The Burnley Experience

Written by the Area Coordinator for Burnley,

Pete Yarwood

 Front Row: last on right Peter Yarwood amongst peers and professionals from the Burnley area wearing EuroNPUD's Naloxone and International Overdose Awareness Day tshirts!

Front Row: last on right Peter Yarwood amongst peers and professionals from the Burnley area wearing EuroNPUD's Naloxone and International Overdose Awareness Day tshirts!

Two sessions were organised, both held at a local community centre in Burnley. We wanted to make sure the resources were used to support local places and people. The first Focus group was held on Thursday 23rd August with the following session held the following week on the 30th August.

 Peter and the Burnley crew from Lancashire

Peter and the Burnley crew from Lancashire

Session one was aimed at gathering local peers, we had a criteria to follow and set about engaging with people from within the local networks and treatment system who were opiate dependent or family members of those and therefore likely to come into contact with people using opiates, the intention was to pressure test the system in respect of accessing Naloxone via mystery shopping exercises, we also conducted consultations to find out what knowledge the peers had, to do this we needed to pull in various resources and relationships, what we didn’t want to do was cause any unease within the local treatment system so lots of emails needed to be sent out and phone calls take place, we wanted to keep the mystery shopping part of the project secret from the local services but did disclose what was happening with the local commissioners. Once the peers returned from the mystery shopping it was very interesting to hear the feedback they gave about what their experience was as they tried to access Naloxone.

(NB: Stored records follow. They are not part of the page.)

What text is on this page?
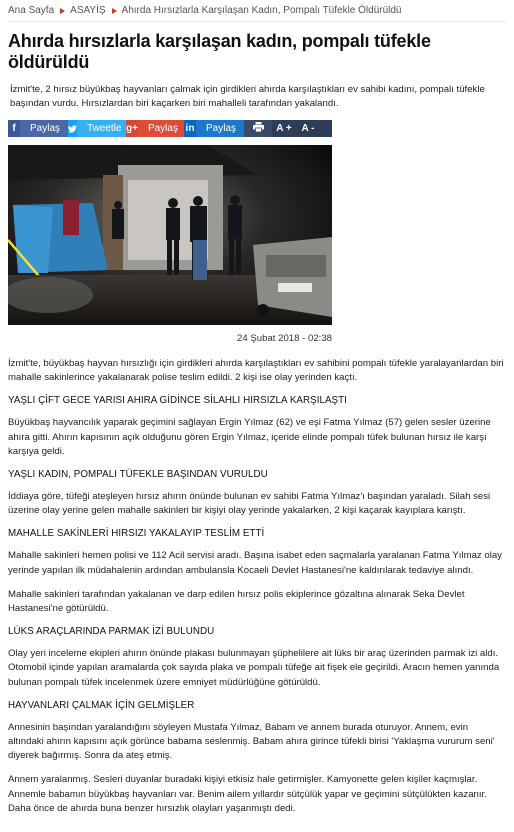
Ana Sayfa ASAYİŞ Ahırda Hırsızlarla Karşılaşan Kadın, Pompalı Tüfekle Öldürüldü
Ahırda hırsızlarla karşılaşan kadın, pompalı tüfekle öldürüldü

İzmit'te, 2 hırsız büyükbaş hayvanları çalmak için girdikleri ahırda karşılaştıkları ev sahibi kadını, pompalı tüfekle başından vurdu. Hırsızlardan biri kaçarken biri mahalleli tarafından yakalandı.

f	Paylaş	Tweetle g+	Paylaş in	Paylaş	A + A -
24 Şubat 2018 - 02:38

İzmit'te, büyükbaş hayvan hırsızlığı için girdikleri ahırda karşılaştıkları ev sahibini pompalı tüfekle yaralayanlardan biri mahalle sakinlerince yakalanarak polise teslim edildi. 2 kişi ise olay yerinden kaçtı.

YAŞLI ÇİFT GECE YARISI AHIRA GİDİNCE SİLAHLI HIRSIZLA KARŞILAŞTI

Büyükbaş hayvancılık yaparak geçimini sağlayan Ergin Yılmaz (62) ve eşi Fatma Yılmaz (57) gelen sesler üzerine ahıra gitti. Ahırın kapısının açık olduğunu gören Ergin Yılmaz, içeride elinde pompalı tüfek bulunan hırsız ile karşı karşıya geldi.

YAŞLI KADIN, POMPALI TÜFEKLE BAŞINDAN VURULDU

İddiaya göre, tüfeği ateşleyen hırsız ahırın önünde bulunan ev sahibi Fatma Yılmaz'ı başından yaraladı. Silah sesi üzerine olay yerine gelen mahalle sakinleri bir kişiyi olay yerinde yakalarken, 2 kişi kaçarak kayıplara karıştı.

MAHALLE SAKİNLERİ HIRSIZI YAKALAYIP TESLİM ETTİ

Mahalle sakinleri hemen polisi ve 112 Acil servisi aradı. Başına isabet eden saçmalarla yaralanan Fatma Yılmaz olay yerinde yapılan ilk müdahalenin ardından ambulansla Kocaeli Devlet Hastanesi'ne kaldırılarak tedaviye alındı.

Mahalle sakinleri tarafından yakalanan ve darp edilen hırsız polis ekiplerince gözaltına alınarak Seka Devlet Hastanesi'ne götürüldü.

LÜKS ARAÇLARINDA PARMAK İZİ BULUNDU

Olay yeri inceleme ekipleri ahırın önünde plakası bulunmayan şüphelilere ait lüks bir araç üzerinden parmak izi aldı. Otomobil içinde yapılan aramalarda çok sayıda plaka ve pompalı tüfeğe ait fişek ele geçirildi. Aracın hemen yanında bulunan pompalı tüfek incelenmek üzere emniyet müdürlüğüne götürüldü.

HAYVANLARI ÇALMAK İÇİN GELMİŞLER

Annesinin başından yaralandığını söyleyen Mustafa Yılmaz, Babam ve annem burada oturuyor. Annem, evin altındaki ahırın kapısını açık görünce babama seslenmiş. Babam ahıra girince tüfekli birisi 'Yaklaşma vururum seni' diyerek bağırmış. Sonra da ateş etmiş.

Annem yaralanmış. Sesleri duyanlar buradaki kişiyi etkisiz hale getirmişler. Kamyonette gelen kişiler kaçmışlar. Annemle babamın büyükbaş hayvanları var. Benim ailem yıllardır sütçülük yapar ve geçimini sütçülükten kazanır. Daha önce de ahırda buna benzer hırsızlık olayları yaşanmıştı dedi.
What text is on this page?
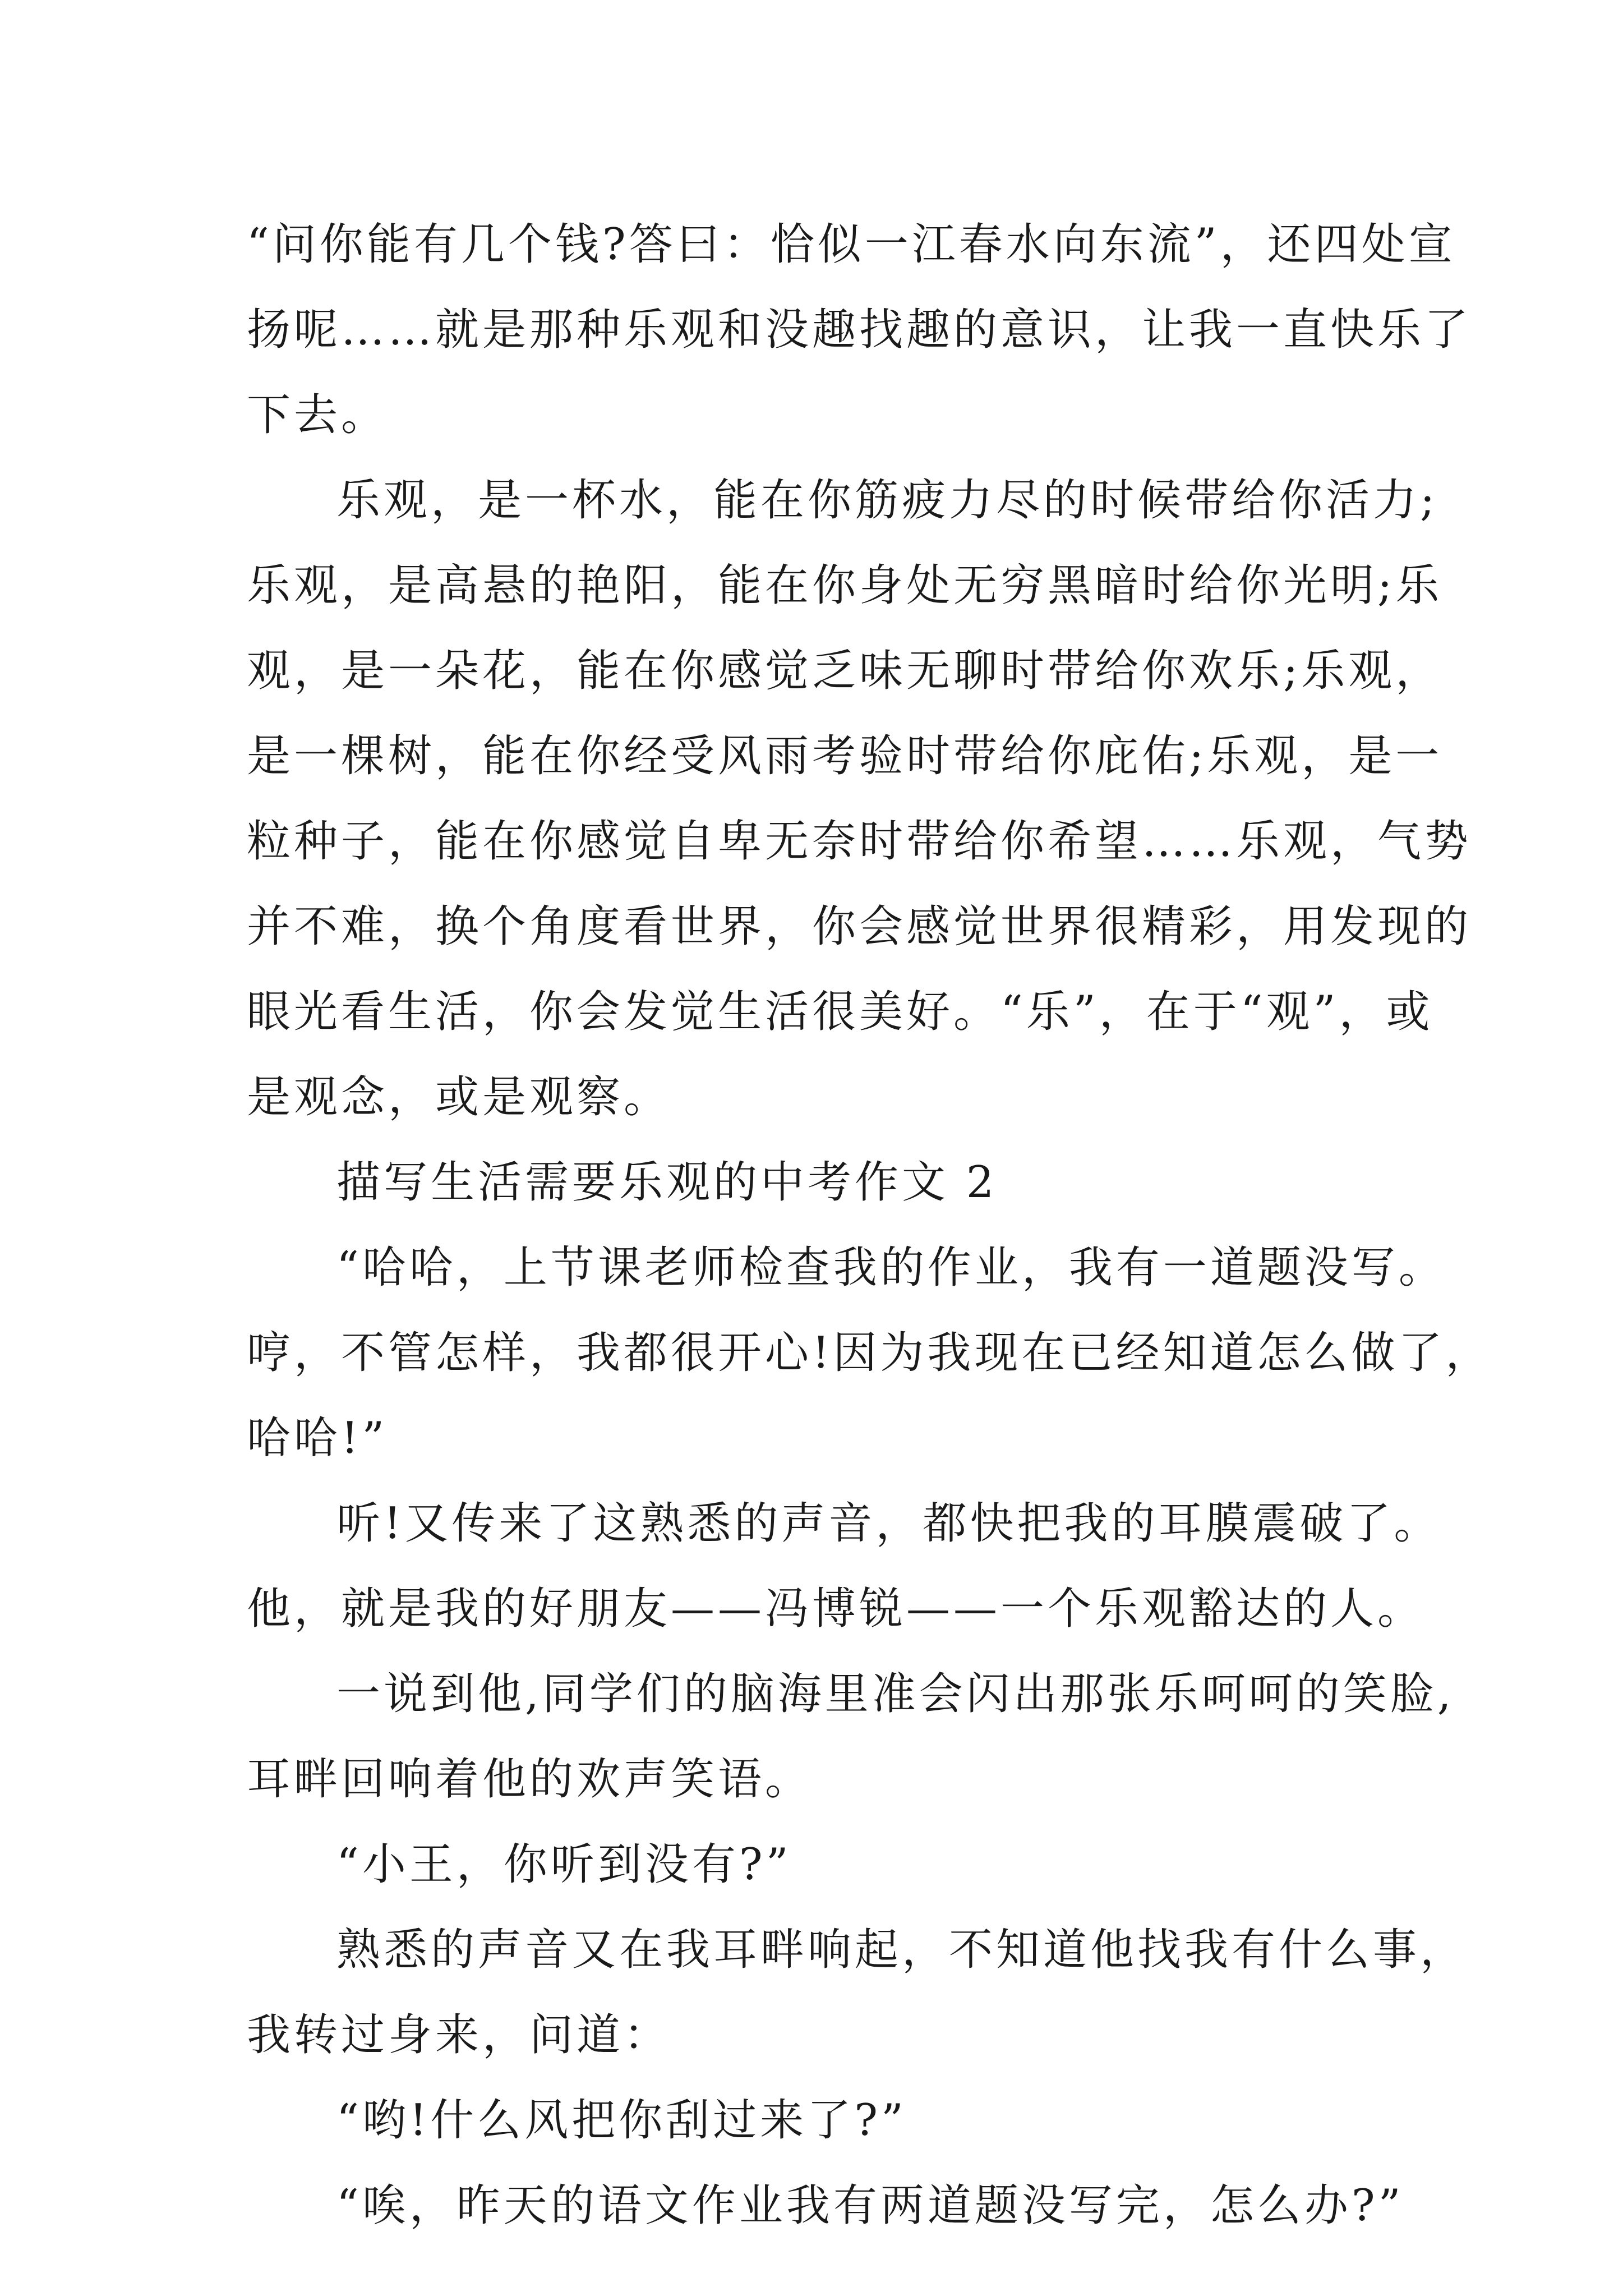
“问你能有几个钱?答曰：恰似一江春水向东流”，还四处宣
扬呢……就是那种乐观和没趣找趣的意识，让我一直快乐了
下去。
乐观，是一杯水，能在你筋疲力尽的时候带给你活力;
乐观，是高悬的艳阳，能在你身处无穷黑暗时给你光明;乐
观，是一朵花，能在你感觉乏味无聊时带给你欢乐;乐观，
是一棵树，能在你经受风雨考验时带给你庇佑;乐观，是一
粒种子，能在你感觉自卑无奈时带给你希望……乐观，气势
并不难，换个角度看世界，你会感觉世界很精彩，用发现的
眼光看生活，你会发觉生活很美好。“乐”，在于“观”，或
是观念，或是观察。
描写生活需要乐观的中考作文 2
“哈哈，上节课老师检查我的作业，我有一道题没写。
哼，不管怎样，我都很开心!因为我现在已经知道怎么做了，
哈哈!”
听!又传来了这熟悉的声音，都快把我的耳膜震破了。
他，就是我的好朋友——冯博锐——一个乐观豁达的人。
一说到他,同学们的脑海里准会闪出那张乐呵呵的笑脸,
耳畔回响着他的欢声笑语。
“小王，你听到没有?”
熟悉的声音又在我耳畔响起，不知道他找我有什么事，
我转过身来，问道：
“哟!什么风把你刮过来了?”
“唉，昨天的语文作业我有两道题没写完，怎么办?”
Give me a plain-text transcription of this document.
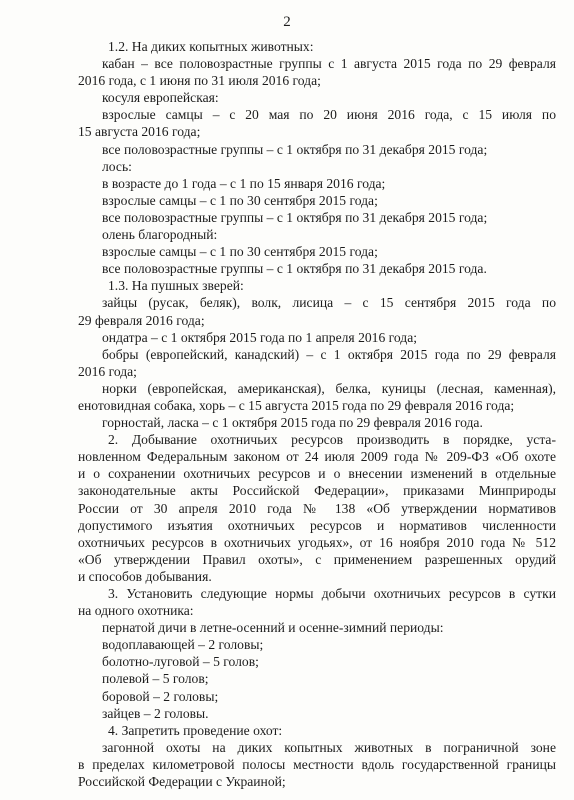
2
1.2. На диких копытных животных:
кабан – все половозрастные группы с 1 августа 2015 года по 29 февраля
2016 года, с 1 июня по 31 июля 2016 года;
косуля европейская:
взрослые самцы – с 20 мая по 20 июня 2016 года, с 15 июля по
15 августа 2016 года;
все половозрастные группы – с 1 октября по 31 декабря 2015 года;
лось:
в возрасте до 1 года – с 1 по 15 января 2016 года;
взрослые самцы – с 1 по 30 сентября 2015 года;
все половозрастные группы – с 1 октября по 31 декабря 2015 года;
олень благородный:
взрослые самцы – с 1 по 30 сентября 2015 года;
все половозрастные группы – с 1 октября по 31 декабря 2015 года.
1.3. На пушных зверей:
зайцы (русак, беляк), волк, лисица – с 15 сентября 2015 года по
29 февраля 2016 года;
ондатра – с 1 октября 2015 года по 1 апреля 2016 года;
бобры (европейский, канадский) – с 1 октября 2015 года по 29 февраля
2016 года;
норки (европейская, американская), белка, куницы (лесная, каменная),
енотовидная собака, хорь – с 15 августа 2015 года по 29 февраля 2016 года;
горностай, ласка – с 1 октября 2015 года по 29 февраля 2016 года.
2. Добывание охотничьих ресурсов производить в порядке, уста-
новленном Федеральным законом от 24 июля 2009 года № 209-ФЗ «Об охоте
и о сохранении охотничьих ресурсов и о внесении изменений в отдельные
законодательные акты Российской Федерации», приказами Минприроды
России от 30 апреля 2010 года № 138 «Об утверждении нормативов
допустимого изъятия охотничьих ресурсов и нормативов численности
охотничьих ресурсов в охотничьих угодьях», от 16 ноября 2010 года № 512
«Об утверждении Правил охоты», с применением разрешенных орудий
и способов добывания.
3. Установить следующие нормы добычи охотничьих ресурсов в сутки
на одного охотника:
пернатой дичи в летне-осенний и осенне-зимний периоды:
водоплавающей – 2 головы;
болотно-луговой – 5 голов;
полевой – 5 голов;
боровой – 2 головы;
зайцев – 2 головы.
4. Запретить проведение охот:
загонной охоты на диких копытных животных в пограничной зоне
в пределах километровой полосы местности вдоль государственной границы
Российской Федерации с Украиной;
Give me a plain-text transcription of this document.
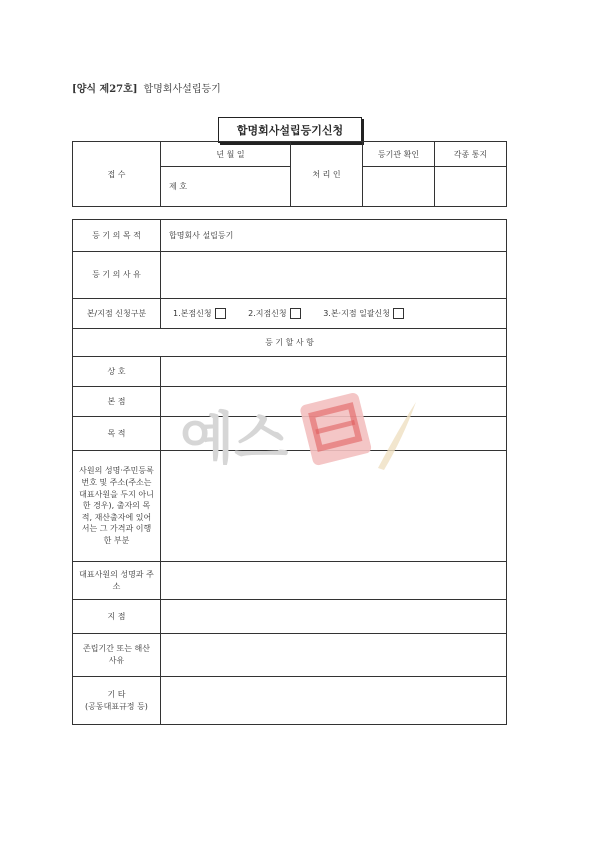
[양식 제27호] 합명회사설립등기
합명회사설립등기신청
접 수	년 월 일	처 리 인	등기관 확인	각종 통지
	제 호			
등 기 의 목 적	합명회사 설립등기
등 기 의 사 유	
본/지점 신청구분	1.본점신청 2.지점신청 3.본·지점 일괄신청
등 기 할 사 항	
상 호	
본 점	
목 적	
사원의 성명·주민등록번호 및 주소(주소는 대표사원을 두지 아니한 경우), 출자의 목적, 재산출자에 있어서는 그 가격과 이행한 부분	
대표사원의 성명과 주소	
지 점	
존립기간 또는 해산사유	

기 타
(공동대표규정 등)	

예스
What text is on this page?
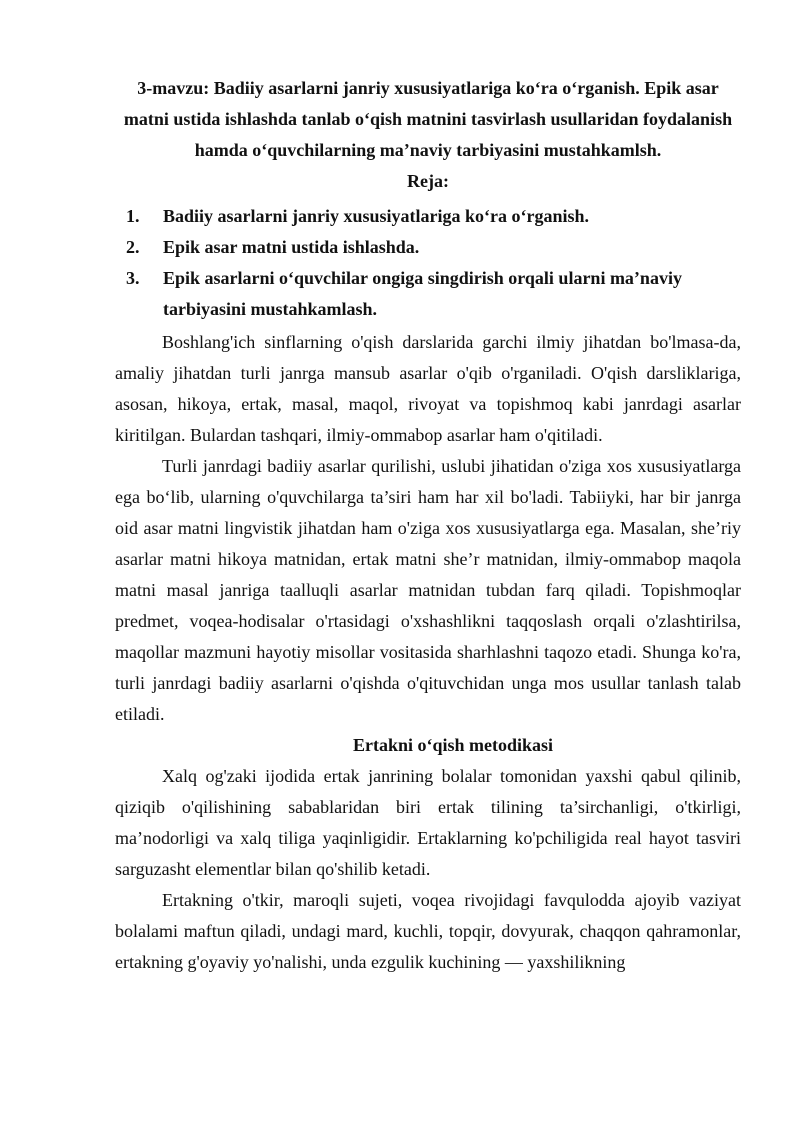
3-mavzu: Badiiy asarlarni janriy xususiyatlariga ko‘ra o‘rganish. Epik asar matni ustida ishlashda tanlab o‘qish matnini tasvirlash usullaridan foydalanish hamda o‘quvchilarning ma’naviy tarbiyasini mustahkamlsh.
Reja:
1. Badiiy asarlarni janriy xususiyatlariga ko‘ra o‘rganish.
2. Epik asar matni ustida ishlashda.
3. Epik asarlarni o‘quvchilar ongiga singdirish orqali ularni ma’naviy tarbiyasini mustahkamlash.

Boshlang'ich sinflarning o'qish darslarida garchi ilmiy jihatdan bo'lmasa-da, amaliy jihatdan turli janrga mansub asarlar o'qib o'rganiladi. O'qish darsliklariga, asosan, hikoya, ertak, masal, maqol, rivoyat va topishmoq kabi janrdagi asarlar kiritilgan. Bulardan tashqari, ilmiy-ommabop asarlar ham o'qitiladi.

Turli janrdagi badiiy asarlar qurilishi, uslubi jihatidan o'ziga xos xususiyatlarga ega bo‘lib, ularning o'quvchilarga ta’siri ham har xil bo'ladi. Tabiiyki, har bir janrga oid asar matni lingvistik jihatdan ham o'ziga xos xususiyatlarga ega. Masalan, she’riy asarlar matni hikoya matnidan, ertak matni she’r matnidan, ilmiy-ommabop maqola matni masal janriga taalluqli asarlar matnidan tubdan farq qiladi. Topishmoqlar predmet, voqea-hodisalar o'rtasidagi o'xshashlikni taqqoslash orqali o'zlashtirilsa, maqollar mazmuni hayotiy misollar vositasida sharhlashni taqozo etadi. Shunga ko'ra, turli janrdagi badiiy asarlarni o'qishda o'qituvchidan unga mos usullar tanlash talab etiladi.

Ertakni o‘qish metodikasi

Xalq og'zaki ijodida ertak janrining bolalar tomonidan yaxshi qabul qilinib, qiziqib o'qilishining sabablaridan biri ertak tilining ta’sirchanligi, o'tkirligi, ma’nodorligi va xalq tiliga yaqinligidir. Ertaklarning ko'pchiligida real hayot tasviri sarguzasht elementlar bilan qo'shilib ketadi.

Ertakning o'tkir, maroqli sujeti, voqea rivojidagi favqulodda ajoyib vaziyat bolalami maftun qiladi, undagi mard, kuchli, topqir, dovyurak, chaqqon qahramonlar, ertakning g'oyaviy yo'nalishi, unda ezgulik kuchining — yaxshilikning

The second session was a review of the first where we fed back to the commissioners and local service providers what the findings were from the mystery shopping that had taken place the week prior. We had a very short time scale to pull of the project but did manage to get all the relevant professionals to attend the meeting, from local harm reduction managers and service leads to local housing providers, commissioners and county counsel community safety managers including professionals from Public Health England and local county council public health.